PMD: Building Multi-Language Static Analysis with AST Traversal and XPath Rules
Hook
Most static analyzers lock you into one language. PMD parses 16+ languages into abstract syntax trees and lets you write detection rules in either Java or XPath—turning code quality checks into queryable data structures.
Context
Static analysis tools have traditionally been language-specific islands. If you work with Java, you use Checkstyle or SpotBugs. JavaScript gets ESLint. Python has pylint. This fragmentation creates operational overhead: different tools for different languages, each with unique configuration formats, CI/CD integrations, and rule customization approaches. Enterprise teams working with polyglot codebases—think Java backends with Apex on Salesforce, Swift mobile clients, and PL/SQL databases—end up managing a patchwork of analyzers.
PMD provides a unified framework that parses multiple languages into abstract syntax trees and runs analysis rules against those trees. The key architectural insight: if you can represent different languages as traversable tree structures, you can apply similar analysis patterns across all of them. PMD now supports 16+ languages for static analysis (mainly concerned with Java and Apex) and 30+ languages for its copy-paste detector (CPD), all while maintaining over 400 built-in rules and a healthy open-source community with 5,351 GitHub stars.
Technical Insight
PMD’s architecture centers on separating parsing from analysis. For each supported language, PMD uses either JavaCC or ANTLR to generate parsers that transform source code into abstract syntax trees. Once you have an AST, the language-specific details fade away—you’re working with nodes, children, and attributes. This abstraction enables the dual rule engine, PMD’s most distinctive feature.
The first rule engine runs Java-based rules. You write a class that extends a base rule type and implements visitor methods for specific AST node types. This visitor pattern gives you full programmatic control—access to type resolution, symbol tables, and complex logic that spans multiple AST nodes. You can implement sophisticated checks like detecting circular dependencies or validating architectural layer boundaries.
The second rule engine uses XPath queries, treating the AST as an XML-like document. This declarative approach dramatically lowers the barrier for custom rules. You write an XPath expression, drop it in a ruleset XML file, and PMD executes it during analysis. This makes iterative rule development fast—edit the XPath, rerun PMD, see results. For teams that need to enforce organization-specific conventions (like ensuring database calls happen in service layer classes), XPath rules offer a low-friction path from policy to enforcement.
The CPD component takes a different approach entirely. Rather than building ASTs, it tokenizes source code and identifies duplicate token sequences. This is computationally cheaper than AST comparison and works across languages without needing full parsers. You can detect copy-paste violations in 30+ languages, including those without full PMD rule support. This token-based approach means CPD can analyze languages like Dart, Go, and TypeScript even though PMD doesn’t have comprehensive rulesets for them yet.

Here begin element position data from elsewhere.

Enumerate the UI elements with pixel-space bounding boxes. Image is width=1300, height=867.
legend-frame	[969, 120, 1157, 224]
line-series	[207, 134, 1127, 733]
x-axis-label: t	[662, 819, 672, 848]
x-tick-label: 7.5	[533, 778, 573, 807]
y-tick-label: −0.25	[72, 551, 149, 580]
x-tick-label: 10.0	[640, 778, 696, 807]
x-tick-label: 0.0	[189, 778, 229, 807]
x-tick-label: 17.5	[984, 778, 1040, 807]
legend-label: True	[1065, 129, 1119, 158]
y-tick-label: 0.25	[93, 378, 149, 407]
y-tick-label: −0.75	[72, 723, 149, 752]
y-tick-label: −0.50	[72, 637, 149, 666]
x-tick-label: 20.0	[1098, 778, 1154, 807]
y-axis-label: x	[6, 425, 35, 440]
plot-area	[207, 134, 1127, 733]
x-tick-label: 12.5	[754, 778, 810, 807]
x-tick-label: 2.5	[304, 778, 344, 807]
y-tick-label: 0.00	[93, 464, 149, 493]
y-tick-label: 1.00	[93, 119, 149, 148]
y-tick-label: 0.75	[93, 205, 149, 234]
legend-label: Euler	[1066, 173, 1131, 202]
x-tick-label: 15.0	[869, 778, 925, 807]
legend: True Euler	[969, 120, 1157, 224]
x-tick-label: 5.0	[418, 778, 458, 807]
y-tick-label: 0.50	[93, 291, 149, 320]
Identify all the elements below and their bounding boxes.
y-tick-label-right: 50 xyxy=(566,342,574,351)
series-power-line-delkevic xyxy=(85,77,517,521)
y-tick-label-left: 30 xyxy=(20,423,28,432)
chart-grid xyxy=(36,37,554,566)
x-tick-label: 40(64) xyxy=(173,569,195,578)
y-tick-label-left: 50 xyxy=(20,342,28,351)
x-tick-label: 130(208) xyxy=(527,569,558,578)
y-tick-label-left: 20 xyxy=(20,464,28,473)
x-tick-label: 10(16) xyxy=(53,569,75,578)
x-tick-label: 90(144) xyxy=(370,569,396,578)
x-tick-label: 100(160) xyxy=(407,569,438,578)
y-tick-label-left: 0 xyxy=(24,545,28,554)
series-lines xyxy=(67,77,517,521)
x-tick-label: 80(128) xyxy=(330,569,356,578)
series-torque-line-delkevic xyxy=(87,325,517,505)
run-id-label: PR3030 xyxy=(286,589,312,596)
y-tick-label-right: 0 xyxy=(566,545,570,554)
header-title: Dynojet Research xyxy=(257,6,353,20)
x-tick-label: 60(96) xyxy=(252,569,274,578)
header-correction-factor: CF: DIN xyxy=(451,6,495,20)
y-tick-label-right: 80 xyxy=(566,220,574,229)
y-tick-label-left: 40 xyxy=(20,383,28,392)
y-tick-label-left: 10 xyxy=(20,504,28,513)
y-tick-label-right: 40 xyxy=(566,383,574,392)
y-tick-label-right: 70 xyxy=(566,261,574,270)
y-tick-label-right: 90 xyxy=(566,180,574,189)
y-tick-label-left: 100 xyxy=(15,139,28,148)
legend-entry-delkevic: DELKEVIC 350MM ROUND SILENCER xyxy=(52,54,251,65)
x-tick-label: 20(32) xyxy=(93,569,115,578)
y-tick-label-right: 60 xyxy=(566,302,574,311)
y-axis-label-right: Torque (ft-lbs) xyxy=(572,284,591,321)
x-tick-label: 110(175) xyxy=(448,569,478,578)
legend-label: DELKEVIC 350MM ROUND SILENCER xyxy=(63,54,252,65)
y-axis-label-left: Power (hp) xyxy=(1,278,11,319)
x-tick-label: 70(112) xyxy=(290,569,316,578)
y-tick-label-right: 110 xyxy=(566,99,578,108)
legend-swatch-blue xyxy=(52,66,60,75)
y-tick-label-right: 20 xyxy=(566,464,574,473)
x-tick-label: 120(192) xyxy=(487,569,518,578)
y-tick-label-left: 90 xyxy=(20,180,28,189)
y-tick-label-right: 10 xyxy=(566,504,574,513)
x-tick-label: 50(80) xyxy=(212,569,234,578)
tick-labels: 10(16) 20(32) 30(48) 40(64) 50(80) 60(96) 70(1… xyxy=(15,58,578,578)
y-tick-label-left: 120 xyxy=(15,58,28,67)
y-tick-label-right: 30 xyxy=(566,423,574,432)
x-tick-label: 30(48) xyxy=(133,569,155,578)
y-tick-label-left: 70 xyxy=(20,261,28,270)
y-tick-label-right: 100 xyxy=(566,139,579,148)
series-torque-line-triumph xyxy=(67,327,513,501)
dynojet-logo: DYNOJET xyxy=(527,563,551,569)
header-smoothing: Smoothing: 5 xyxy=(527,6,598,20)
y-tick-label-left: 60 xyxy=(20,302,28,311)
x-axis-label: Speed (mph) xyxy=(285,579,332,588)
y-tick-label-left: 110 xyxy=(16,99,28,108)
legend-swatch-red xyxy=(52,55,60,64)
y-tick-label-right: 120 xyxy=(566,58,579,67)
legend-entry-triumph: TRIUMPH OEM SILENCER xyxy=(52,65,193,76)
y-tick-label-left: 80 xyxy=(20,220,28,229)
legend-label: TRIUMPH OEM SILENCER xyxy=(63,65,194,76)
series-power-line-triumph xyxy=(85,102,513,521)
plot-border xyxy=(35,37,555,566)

Integration options include plugins for Maven and Gradle as well as for various IDEs. PMD also provides a Docker image (pmdcode/pmd) for consistent CI/CD execution across different environments. The project maintains reproducible builds, which are verified through the Reproducible Builds project—this ensures that published binaries can be independently verified against the source code.
Gotcha
PMD’s biggest limitation appears in the README’s language support table: Scala is listed as supported, but there are currently no Scala rules available. The parser exists, the AST infrastructure works, but you get zero out-of-the-box rules. If you’re analyzing Scala code, you’d need to write every rule yourself—a significant investment that undermines PMD’s value proposition of comprehensive built-in rules.
Configuration complexity hits hard for newcomers. Understanding what makes a good XPath query requires mental models of AST structure. The documentation shows the tree representations, but there’s cognitive overhead in mapping source code constructs to tree nodes. For Java rules, you need to understand the visitor pattern and PMD’s specific AST node hierarchy. While this investment pays off for teams building custom rules, it’s a steep learning curve compared to ESLint’s simple JSON configuration. The JVM requirement also introduces friction in polyglot environments—if your frontend team primarily uses Node.js, requiring a Java runtime just to run a linter feels heavyweight.
Verdict
Use PMD if you’re working in enterprise Java environments, especially those incorporating Salesforce Apex, or if you maintain polyglot codebases where a single analysis tool across multiple languages provides operational value. The 400+ built-in rules for Java and Apex represent years of accumulated wisdom about common defects, and the dual rule engine (Java + XPath) gives you an escape hatch for organization-specific policies. The CPD component alone justifies adoption if you need multi-language duplicate detection. Skip PMD if you work exclusively in languages with mature specialized tooling (JavaScript/ESLint, Python/pylint, Go/staticcheck) where those tools offer better ecosystem integration and faster performance. Also skip if you prioritize configuration simplicity over extensibility—if you just want to enforce a code style guide without writing custom rules, Checkstyle or Prettier will frustrate you less. The JVM requirement and setup complexity make PMD overkill for small projects or teams that don’t need custom rule development.